Depois de tanto tempo um capítulo pequeno não vai recompensar minha ausência...já estou preparando o próximo capítulo!



*************
                                    Harry.


As cortinas estavam mais uma vez fechadas, impedindo que a claridade entrasse no local. Hermione não havia lhe direcionado uma palavra sequer depois do beijo. Dia após dia, o comensal entrava em seu quarto, lhe deixava uma bandeja com alimento e abria bruscamente as cortinas. Em resposta, a garota jogava a bandeja contra a parede e fechava as cortinas.


–O que acha que está fazendo, Granger? Quer morrer de fome?!! –depois de dias, a máscara indiferente de Draco, ruíra. A morena o encarou rancorosa.


–Quero voltar para Askaban. –sussurrou roucamente, assustou-se com o som de sua voz, acostumara-se ao silêncio. O comensal se aproximou da cama e Hermione se afastou por reflexo.

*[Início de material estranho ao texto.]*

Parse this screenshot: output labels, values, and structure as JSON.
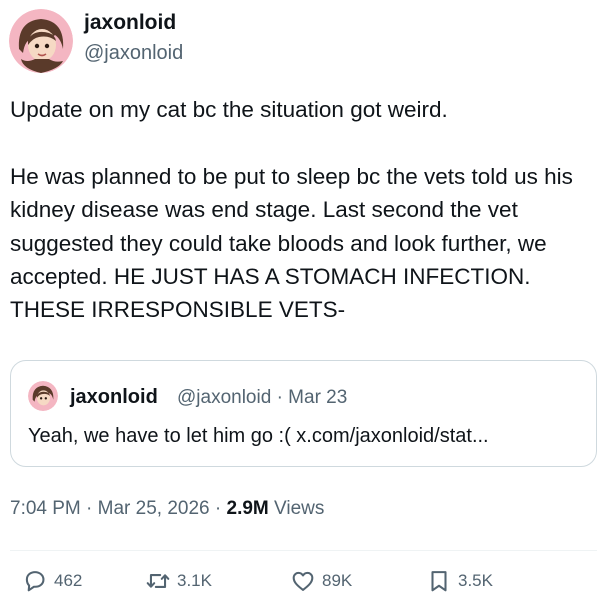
{
  "author": {
    "display_name": "jaxonloid",
    "handle": "@jaxonloid"
  },
  "tweet": {
    "text": "Update on my cat bc the situation got weird.\n\nHe was planned to be put to sleep bc the vets told us his kidney disease was end stage. Last second the vet suggested they could take bloods and look further, we accepted. HE JUST HAS A STOMACH INFECTION. THESE IRRESPONSIBLE VETS-"
  },
  "quote": {
    "display_name": "jaxonloid",
    "meta": "@jaxonloid · Mar 23",
    "text": "Yeah, we have to let him go :( x.com/jaxonloid/stat..."
  },
  "meta": {
    "time": "7:04 PM",
    "date": "Mar 25, 2026",
    "views_count": "2.9M",
    "views_label": "Views",
    "sep": "·"
  },
  "actions": {
    "replies": {
      "icon": "reply-icon",
      "count": "462"
    },
    "retweets": {
      "icon": "retweet-icon",
      "count": "3.1K"
    },
    "likes": {
      "icon": "heart-icon",
      "count": "89K"
    },
    "bookmarks": {
      "icon": "bookmark-icon",
      "count": "3.5K"
    }
  },
  "colors": {
    "text": "#0f1419",
    "secondary": "#536471",
    "border": "#cfd9de",
    "avatar_bg": "#f4b6c2"
  }
}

–É isso que quer, realmente?!!!-riu sem divertimento, seus olhos destilavam fúria e revolta. –Quer voltar para aquele inferno?!!!Eu matei Scabior, mas existem outros como ele...Você sabe disso! –Hermione o olhou, perplexa.

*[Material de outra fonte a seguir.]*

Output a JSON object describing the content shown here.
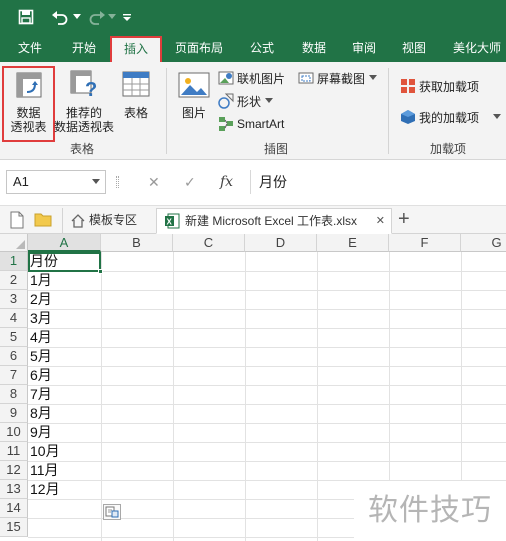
{
  "quick_access": {
    "save_icon": "save-icon",
    "undo_icon": "undo-icon",
    "redo_icon": "redo-icon",
    "customize_icon": "customize-icon"
  },
  "ribbon_tabs": [
    {
      "label": "文件"
    },
    {
      "label": "开始"
    },
    {
      "label": "插入"
    },
    {
      "label": "页面布局"
    },
    {
      "label": "公式"
    },
    {
      "label": "数据"
    },
    {
      "label": "审阅"
    },
    {
      "label": "视图"
    },
    {
      "label": "美化大师"
    }
  ],
  "ribbon": {
    "tables_group": {
      "pivot_table_line1": "数据",
      "pivot_table_line2": "透视表",
      "recommended_line1": "推荐的",
      "recommended_line2": "数据透视表",
      "table": "表格",
      "group_label": "表格"
    },
    "illustrations_group": {
      "picture": "图片",
      "online_picture": "联机图片",
      "shapes": "形状",
      "smartart": "SmartArt",
      "screenshot": "屏幕截图",
      "group_label": "插图"
    },
    "addins_group": {
      "get_addins": "获取加载项",
      "my_addins": "我的加载项",
      "group_label": "加载项"
    }
  },
  "formula_bar": {
    "name_box": "A1",
    "formula": "月份",
    "cancel_symbol": "✕",
    "enter_symbol": "✓",
    "fx_symbol": "fx"
  },
  "doc_tabs": {
    "template_tab": "模板专区",
    "file_tab": "新建 Microsoft Excel 工作表.xlsx",
    "close_symbol": "✕",
    "new_tab_symbol": "+"
  },
  "sheet": {
    "columns": [
      "A",
      "B",
      "C",
      "D",
      "E",
      "F",
      "G"
    ],
    "rows": [
      "1",
      "2",
      "3",
      "4",
      "5",
      "6",
      "7",
      "8",
      "9",
      "10",
      "11",
      "12",
      "13",
      "14",
      "15"
    ],
    "column_a_values": [
      "月份",
      "1月",
      "2月",
      "3月",
      "4月",
      "5月",
      "6月",
      "7月",
      "8月",
      "9月",
      "10月",
      "11月",
      "12月"
    ],
    "active_cell": "A1"
  },
  "watermark": "软件技巧",
  "colors": {
    "excel_green": "#217346",
    "highlight_red": "#e03c3c"
  }
}
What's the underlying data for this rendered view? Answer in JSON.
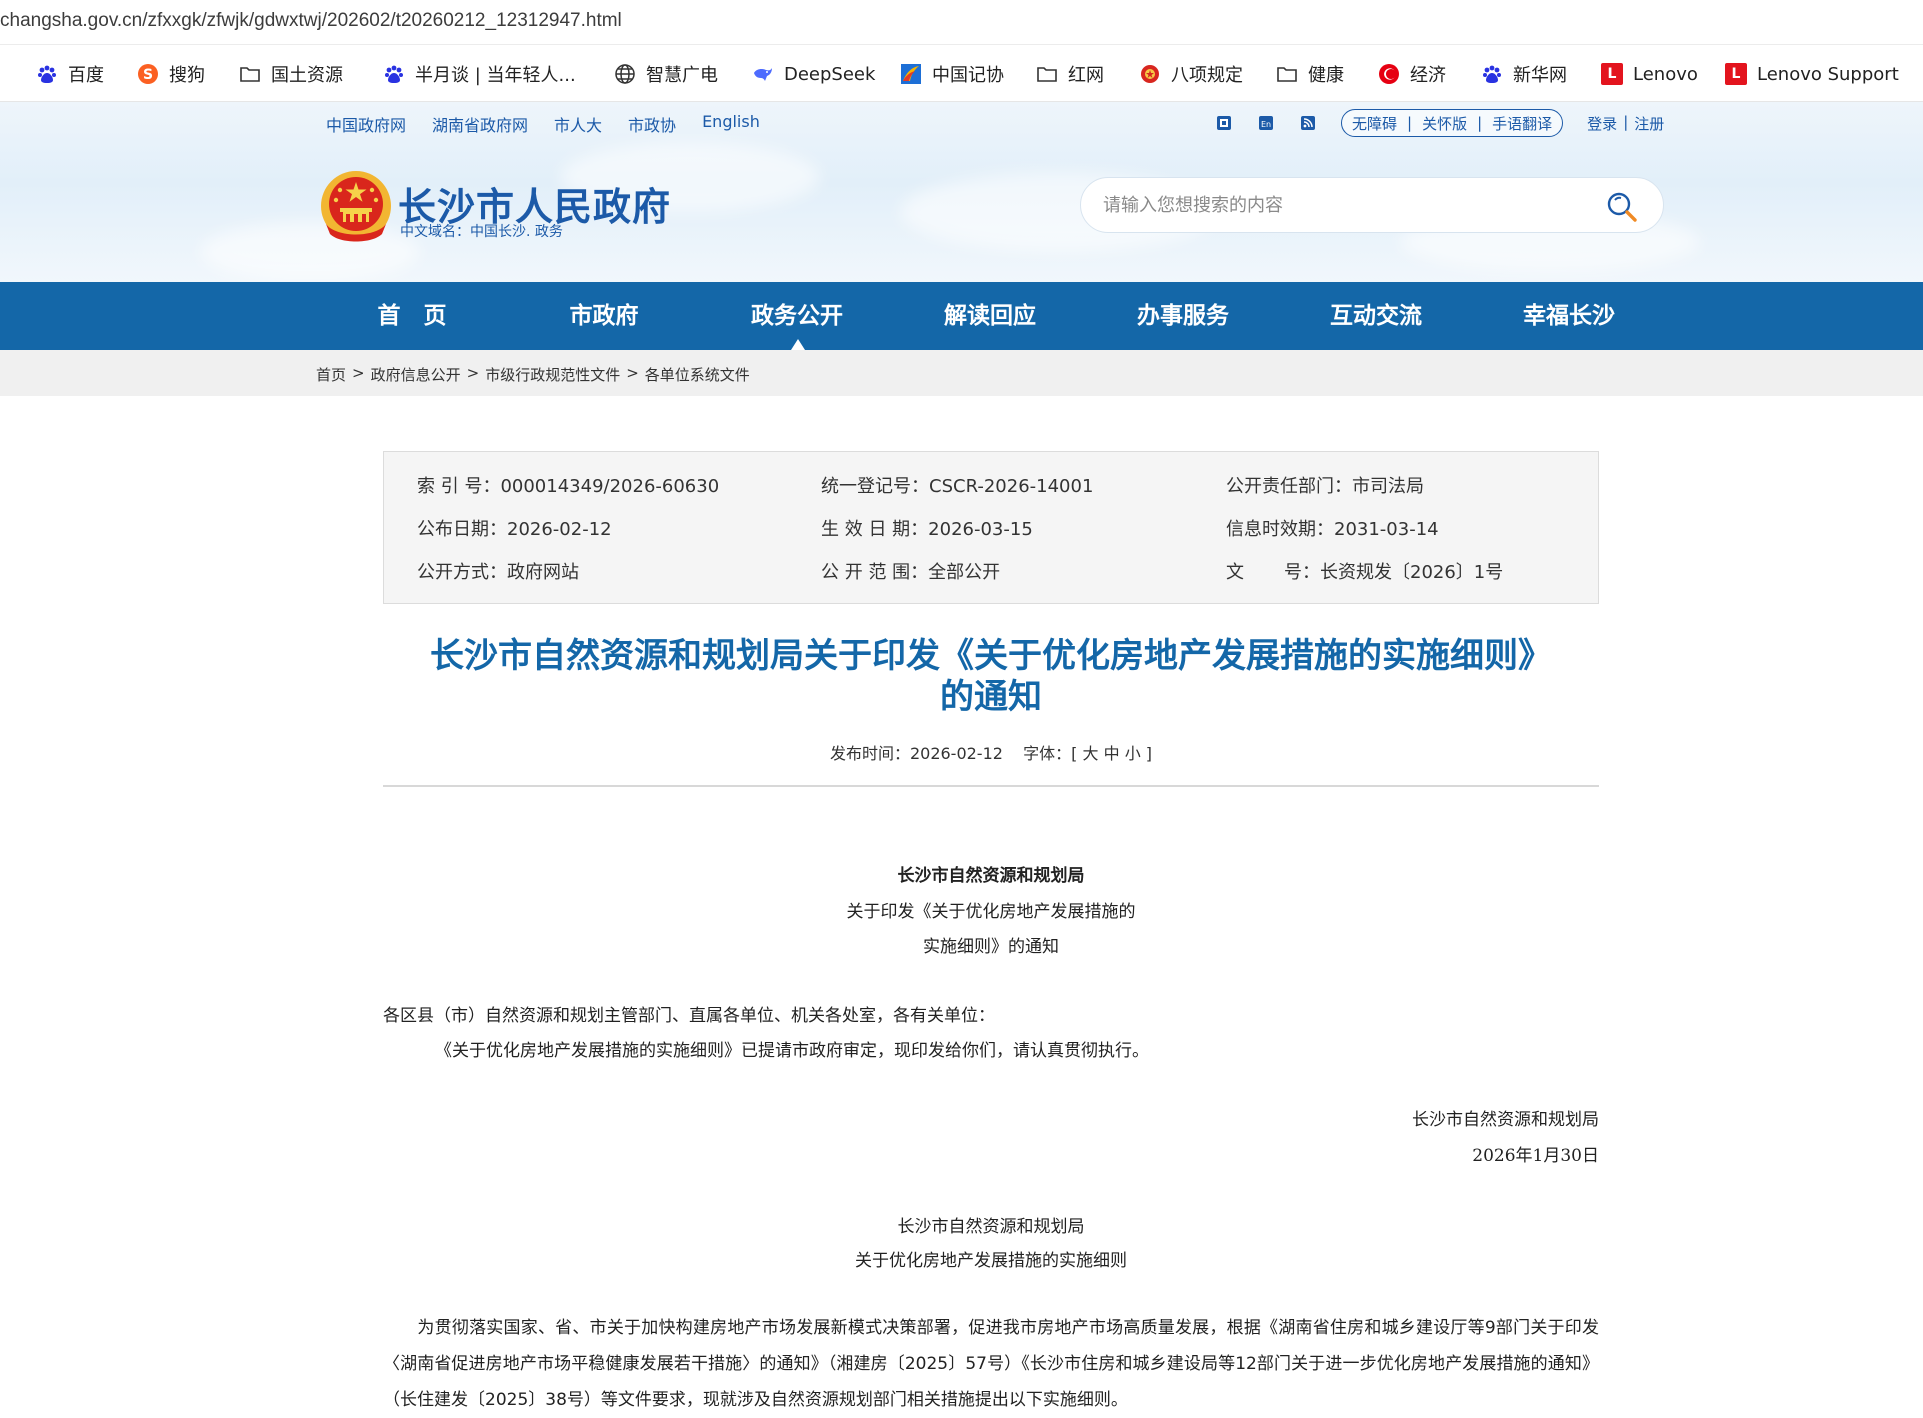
{
  "browser": {
    "url": "changsha.gov.cn/zfxxgk/zfwjk/gdwxtwj/202602/t20260212_12312947.html"
  },
  "bookmarks": [
    {
      "label": "百度",
      "icon": "baidu-paw-icon"
    },
    {
      "label": "搜狗",
      "icon": "sogou-icon"
    },
    {
      "label": "国土资源",
      "icon": "folder-icon"
    },
    {
      "label": "半月谈 | 当年轻人...",
      "icon": "baidu-paw-icon"
    },
    {
      "label": "智慧广电",
      "icon": "globe-icon"
    },
    {
      "label": "DeepSeek",
      "icon": "deepseek-whale-icon"
    },
    {
      "label": "中国记协",
      "icon": "zgjx-icon"
    },
    {
      "label": "红网",
      "icon": "folder-icon"
    },
    {
      "label": "八项规定",
      "icon": "emblem-icon"
    },
    {
      "label": "健康",
      "icon": "folder-icon"
    },
    {
      "label": "经济",
      "icon": "economy-icon"
    },
    {
      "label": "新华网",
      "icon": "baidu-paw-icon"
    },
    {
      "label": "Lenovo",
      "icon": "lenovo-icon"
    },
    {
      "label": "Lenovo Support",
      "icon": "lenovo-icon"
    }
  ],
  "header": {
    "top_links": [
      "中国政府网",
      "湖南省政府网",
      "市人大",
      "市政协",
      "English"
    ],
    "access": {
      "barrier_free": "无障碍",
      "care_mode": "关怀版",
      "sign_language": "手语翻译",
      "sep": "|"
    },
    "login": "登录",
    "register": "注册",
    "login_sep": "|",
    "title": "长沙市人民政府",
    "subtitle": "中文域名：中国长沙. 政务",
    "search_placeholder": "请输入您想搜索的内容"
  },
  "nav": {
    "items": [
      "首　页",
      "市政府",
      "政务公开",
      "解读回应",
      "办事服务",
      "互动交流",
      "幸福长沙"
    ],
    "active_index": 2
  },
  "breadcrumb": [
    "首页",
    "政府信息公开",
    "市级行政规范性文件",
    "各单位系统文件"
  ],
  "breadcrumb_sep": ">",
  "info": {
    "index_label": "索 引 号：",
    "index_value": "000014349/2026-60630",
    "reg_label": "统一登记号：",
    "reg_value": "CSCR-2026-14001",
    "dept_label": "公开责任部门：",
    "dept_value": "市司法局",
    "pub_date_label": "公布日期：",
    "pub_date_value": "2026-02-12",
    "eff_date_label": "生 效 日 期：",
    "eff_date_value": "2026-03-15",
    "valid_label": "信息时效期：",
    "valid_value": "2031-03-14",
    "mode_label": "公开方式：",
    "mode_value": "政府网站",
    "scope_label": "公 开 范 围：",
    "scope_value": "全部公开",
    "doc_label_1": "文",
    "doc_label_2": "号：",
    "doc_value": "长资规发〔2026〕1号"
  },
  "article": {
    "title_line1": "长沙市自然资源和规划局关于印发《关于优化房地产发展措施的实施细则》",
    "title_line2": "的通知",
    "meta_pub_label": "发布时间：",
    "meta_pub_value": "2026-02-12",
    "meta_font_label": "字体：[",
    "font_large": "大",
    "font_medium": "中",
    "font_small": "小",
    "meta_font_end": "]",
    "heading1": "长沙市自然资源和规划局",
    "heading2": "关于印发《关于优化房地产发展措施的",
    "heading3": "实施细则》的通知",
    "salutation": "各区县（市）自然资源和规划主管部门、直属各单位、机关各处室，各有关单位：",
    "para1": "《关于优化房地产发展措施的实施细则》已提请市政府审定，现印发给你们，请认真贯彻执行。",
    "sign_org": "长沙市自然资源和规划局",
    "sign_date": "2026年1月30日",
    "sub_heading1": "长沙市自然资源和规划局",
    "sub_heading2": "关于优化房地产发展措施的实施细则",
    "body": "　　为贯彻落实国家、省、市关于加快构建房地产市场发展新模式决策部署，促进我市房地产市场高质量发展，根据《湖南省住房和城乡建设厅等9部门关于印发〈湖南省促进房地产市场平稳健康发展若干措施〉的通知》（湘建房〔2025〕57号）《长沙市住房和城乡建设局等12部门关于进一步优化房地产发展措施的通知》（长住建发〔2025〕38号）等文件要求，现就涉及自然资源规划部门相关措施提出以下实施细则。"
  },
  "colors": {
    "brand_blue": "#1467a8",
    "link_blue": "#1c5aa8",
    "crumb_bg": "#f0f0f0"
  }
}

–É claro que eu sei que existem outros como ele, Malfoy!-respondeu rispidamente. –E VOCÊ NÃO É DIFERENTE DELES! –Draco apertou os punhos, ofendido.

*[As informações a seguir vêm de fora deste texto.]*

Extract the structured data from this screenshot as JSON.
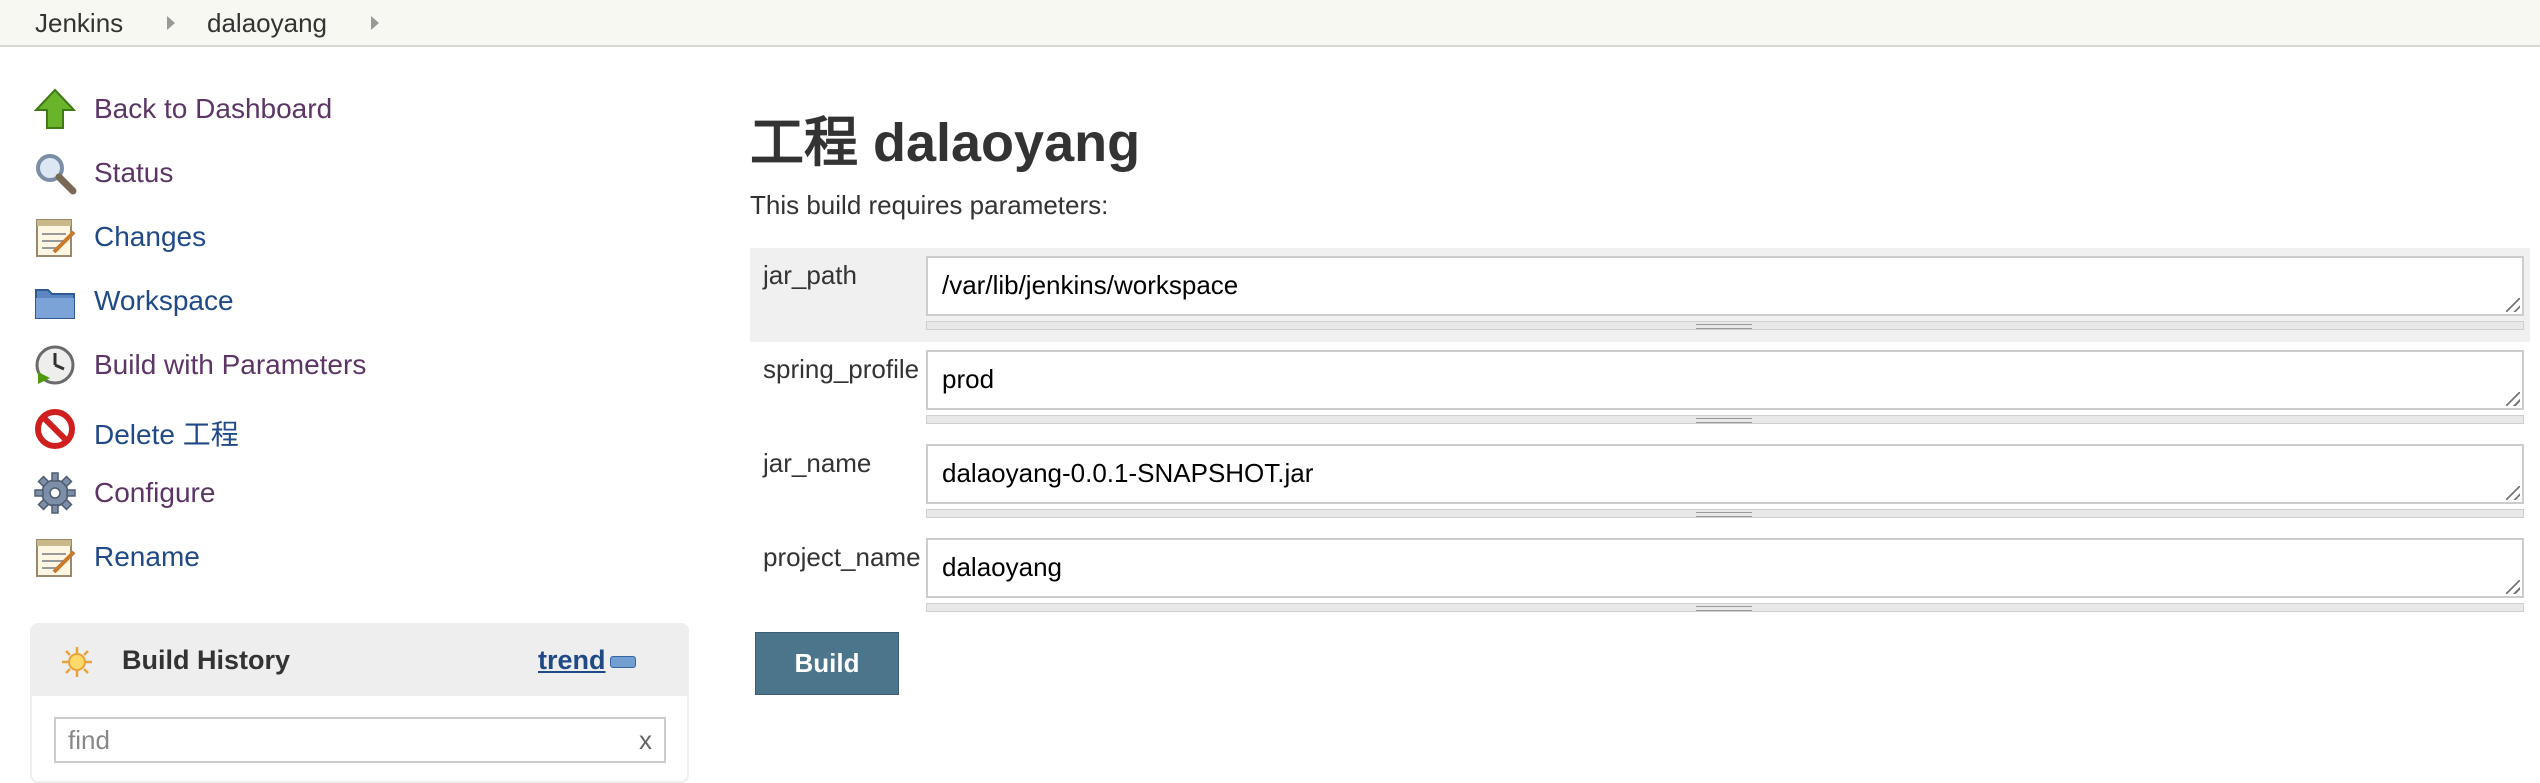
{
  "breadcrumb": {
    "items": [
      {
        "label": "Jenkins"
      },
      {
        "label": "dalaoyang"
      }
    ]
  },
  "sidebar": {
    "items": [
      {
        "label": "Back to Dashboard",
        "icon": "up-arrow-icon"
      },
      {
        "label": "Status",
        "icon": "magnifier-icon"
      },
      {
        "label": "Changes",
        "icon": "notepad-icon"
      },
      {
        "label": "Workspace",
        "icon": "folder-icon"
      },
      {
        "label": "Build with Parameters",
        "icon": "clock-build-icon"
      },
      {
        "label": "Delete 工程",
        "icon": "no-entry-icon"
      },
      {
        "label": "Configure",
        "icon": "gear-icon"
      },
      {
        "label": "Rename",
        "icon": "notepad-icon"
      }
    ]
  },
  "build_history": {
    "title": "Build History",
    "trend_label": "trend",
    "search_placeholder": "find",
    "clear_label": "x"
  },
  "main": {
    "title": "工程 dalaoyang",
    "intro": "This build requires parameters:",
    "parameters": [
      {
        "name": "jar_path",
        "value": "/var/lib/jenkins/workspace"
      },
      {
        "name": "spring_profile",
        "value": "prod"
      },
      {
        "name": "jar_name",
        "value": "dalaoyang-0.0.1-SNAPSHOT.jar"
      },
      {
        "name": "project_name",
        "value": "dalaoyang"
      }
    ],
    "build_button": "Build"
  },
  "colors": {
    "breadcrumb_bg": "#f6f8f1",
    "visited_link": "#5c3566",
    "link": "#204a87",
    "build_button_bg": "#4b758b",
    "highlight_row_bg": "#f0f0f0"
  }
}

–Como ousa pensar que eu tocaria desse modo uma sangue-ruim, como você?! –A bruxa riu em desdém.


–VOCÊ JÁ ME TOCOU!-avançou nocivamente contra o loiro. –Seu maldito! Eu te odeio!- Draco envolveu os pulsos da garota com suas mãos.


–Pare, Granger! –a morena se contorcia, tentando se soltar. –Pare, Hermione! –Ambos surpresos, ficaram imóveis. Hermione se afastou rapidamente ao notar que estava livre. –Você não pode voltar. Eu disse á ele que matei você. –A garota arregalou os olhos, espantada.


–Por quê você fez isso? –Ainda sentia-se perturbada por Draco ter pronunciado seu primeiro nome. Aquele era o segundo indício de que estava envolvida em algo muito maior e pior que a guerra.


–Por quê você acha que fiz isso?Você não ia resistir muito tempo dentro daquela cela, e Belatriz estava obcecada por você. –Sua voz assumira um tom indiferente.


–Eu não entendo. –Hermione queria voltar ao assunto do beijo, mas seu estômago agitou-se só de imaginar saber a verdade. –Vou ser sua prisioneira para sempre? –Queria fazer parecer que estava furiosa, mas sua voz saiu tremida.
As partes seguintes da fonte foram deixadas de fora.